While on my trip, I had lots of time to ponder certain things and simply reflect on how things are going in my life.
I typically don’t sit around and simply “be” inside my head; I am much more of a doer and thinker versus feeler and reflector. This time — to think, reflect, and appreciate — was a very pleasant change of pace. Here are a few of the things that stuck out to me while in Argentina:
1. The United States really is a melting pot of cultures, races, and languages. Sitting in the Dallas airport, while I waited for my connecting flight to Miami, I saw so many different races of people and heard many different languages spoken.
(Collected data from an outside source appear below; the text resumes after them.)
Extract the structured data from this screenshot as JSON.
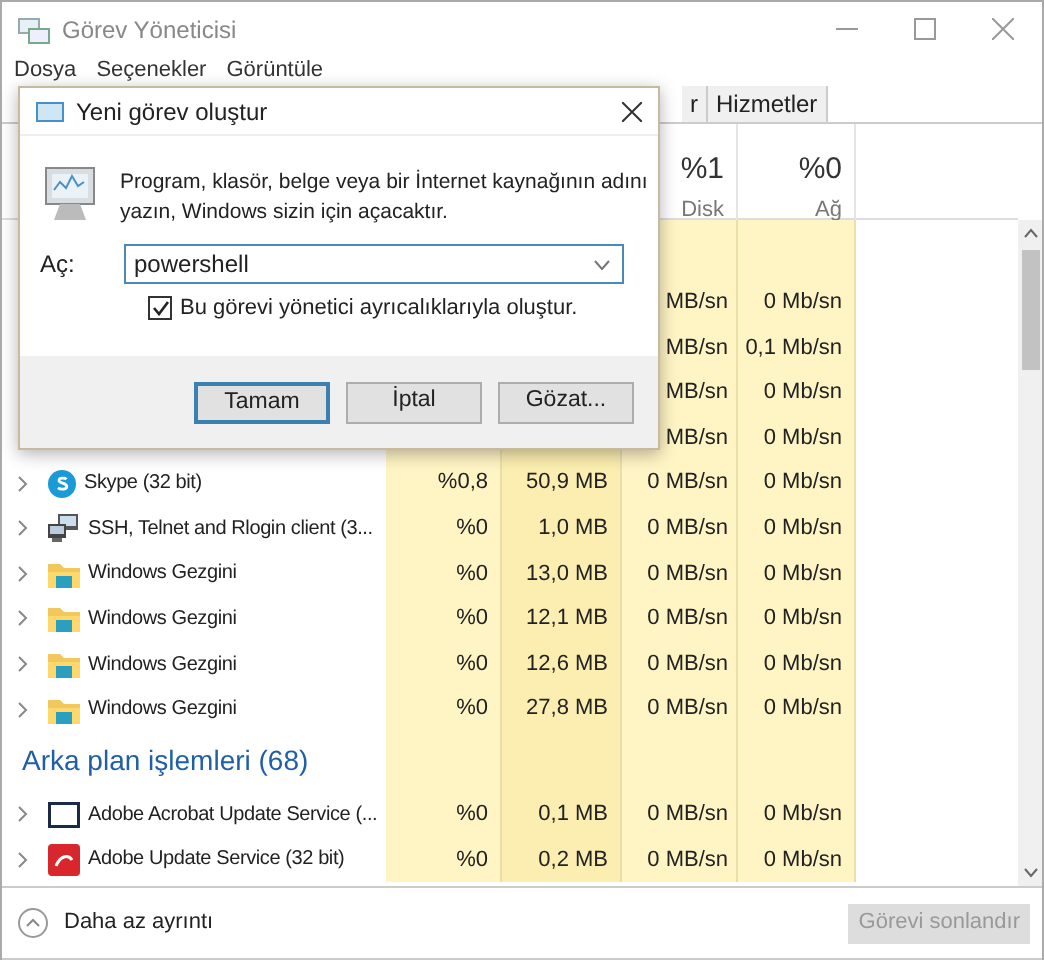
{
  "window": {
    "title": "Görev Yöneticisi"
  },
  "menu": [
    "Dosya",
    "Seçenekler",
    "Görüntüle"
  ],
  "tabs": [
    {
      "label": "r",
      "selected": false
    },
    {
      "label": "Hizmetler",
      "selected": false
    }
  ],
  "header": {
    "disk": {
      "value": "%1",
      "label": "Disk"
    },
    "network": {
      "value": "%0",
      "label": "Ağ"
    }
  },
  "app_rows": [
    {
      "disk": "MB/sn",
      "network": "0 Mb/sn"
    },
    {
      "disk": "MB/sn",
      "network": "0,1 Mb/sn"
    },
    {
      "disk": "MB/sn",
      "network": "0 Mb/sn"
    },
    {
      "disk": "MB/sn",
      "network": "0 Mb/sn"
    },
    {
      "name": "Skype (32 bit)",
      "kind": "skype",
      "cpu": "%0,8",
      "memory": "50,9 MB",
      "disk": "0 MB/sn",
      "network": "0 Mb/sn"
    },
    {
      "name": "SSH, Telnet and Rlogin client (3...",
      "kind": "terminal",
      "cpu": "%0",
      "memory": "1,0 MB",
      "disk": "0 MB/sn",
      "network": "0 Mb/sn"
    },
    {
      "name": "Windows Gezgini",
      "kind": "folder",
      "cpu": "%0",
      "memory": "13,0 MB",
      "disk": "0 MB/sn",
      "network": "0 Mb/sn"
    },
    {
      "name": "Windows Gezgini",
      "kind": "folder",
      "cpu": "%0",
      "memory": "12,1 MB",
      "disk": "0 MB/sn",
      "network": "0 Mb/sn"
    },
    {
      "name": "Windows Gezgini",
      "kind": "folder",
      "cpu": "%0",
      "memory": "12,6 MB",
      "disk": "0 MB/sn",
      "network": "0 Mb/sn"
    },
    {
      "name": "Windows Gezgini",
      "kind": "folder",
      "cpu": "%0",
      "memory": "27,8 MB",
      "disk": "0 MB/sn",
      "network": "0 Mb/sn"
    }
  ],
  "background_section": {
    "title": "Arka plan işlemleri (68)",
    "rows": [
      {
        "name": "Adobe Acrobat Update Service (...",
        "kind": "window",
        "cpu": "%0",
        "memory": "0,1 MB",
        "disk": "0 MB/sn",
        "network": "0 Mb/sn"
      },
      {
        "name": "Adobe Update Service (32 bit)",
        "kind": "adobe",
        "cpu": "%0",
        "memory": "0,2 MB",
        "disk": "0 MB/sn",
        "network": "0 Mb/sn"
      }
    ]
  },
  "dialog": {
    "title": "Yeni görev oluştur",
    "message": "Program, klasör, belge veya bir İnternet kaynağının adını yazın, Windows sizin için açacaktır.",
    "open_label": "Aç:",
    "open_value": "powershell",
    "admin_checkbox": {
      "label": "Bu görevi yönetici ayrıcalıklarıyla oluştur.",
      "checked": true
    },
    "buttons": [
      {
        "label": "Tamam",
        "focused": true
      },
      {
        "label": "İptal",
        "focused": false
      },
      {
        "label": "Gözat...",
        "focused": false
      }
    ]
  },
  "footer": {
    "toggle": "Daha az ayrıntı",
    "end_task": {
      "label": "Görevi sonlandır",
      "disabled": true
    }
  }
}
Even Spanish — widely spoke in the southern part of the U.S. — has numerous dialects and accents! I had so much fun people-watching and listing to people as they spoke their native tongues.
2. There are some people in this world who have a soft spot in their hearts for certain causes, and they oftentimes end up working for these causes as part of their life’s mission. My cause would be helping minorities (predominantly Latinos) to achieve excellence here in the States or back home in their native country. I want to give back so badly, and to contribute in a meaningful way.
3. When traveling, it’s very easy to get caught up in the tourist attractions; they’re meant to be easily accessible, so they’re the most easy way to experience a place/city/country. For me, it’s worth the extra effort required to get a bit lower to the ground and to try to create a more organic, authentic experience. For example, some of my fondest memories were at the peluquería (hair salon) on a small side street near my hotel. I went there numerous times: for mis manos (manicure), “brushing” y planchitas (blow drying and straightening my hair), and to simply get directions and recommendations on good places to visit in Buenos Aires. Pamela and Guillermo were so gracious and helpful; it was seriously one of the places where I got to practice my Spanish the best. I loved every second of it. (Loved the red nail polish color, too.)
4. My Spanish-speaking skills are something to be appreciated. I take for granted that I understand the things that I know, and can communicate so freely with those who speak Spanish. I really enjoy speaking to, relating to, and communicating with others in Spanish. My trip to Argentina and to Honduras wouldn’t be nearly as meaningful had I not communicated with the locals like I did. The more I travel and practice my Spanish the easier and better it gets. Love, love, LOVE.
5. As I get older, I get more and more comfortable with certain things, particularly with myself. I feel more secure in my preferences and tendencies, and don’t feel the need to explain, justify, or defend them to anyone. “It just is the way it is” is a thought that passes through my mind a lot lately. And it’s true — some things are not meant to be explained; they just are that way. A few years ago I definitely didn’t feel as secure or comfortable in some things the way that I do now. For that I am thankful and appreciative that I can recognize this growth.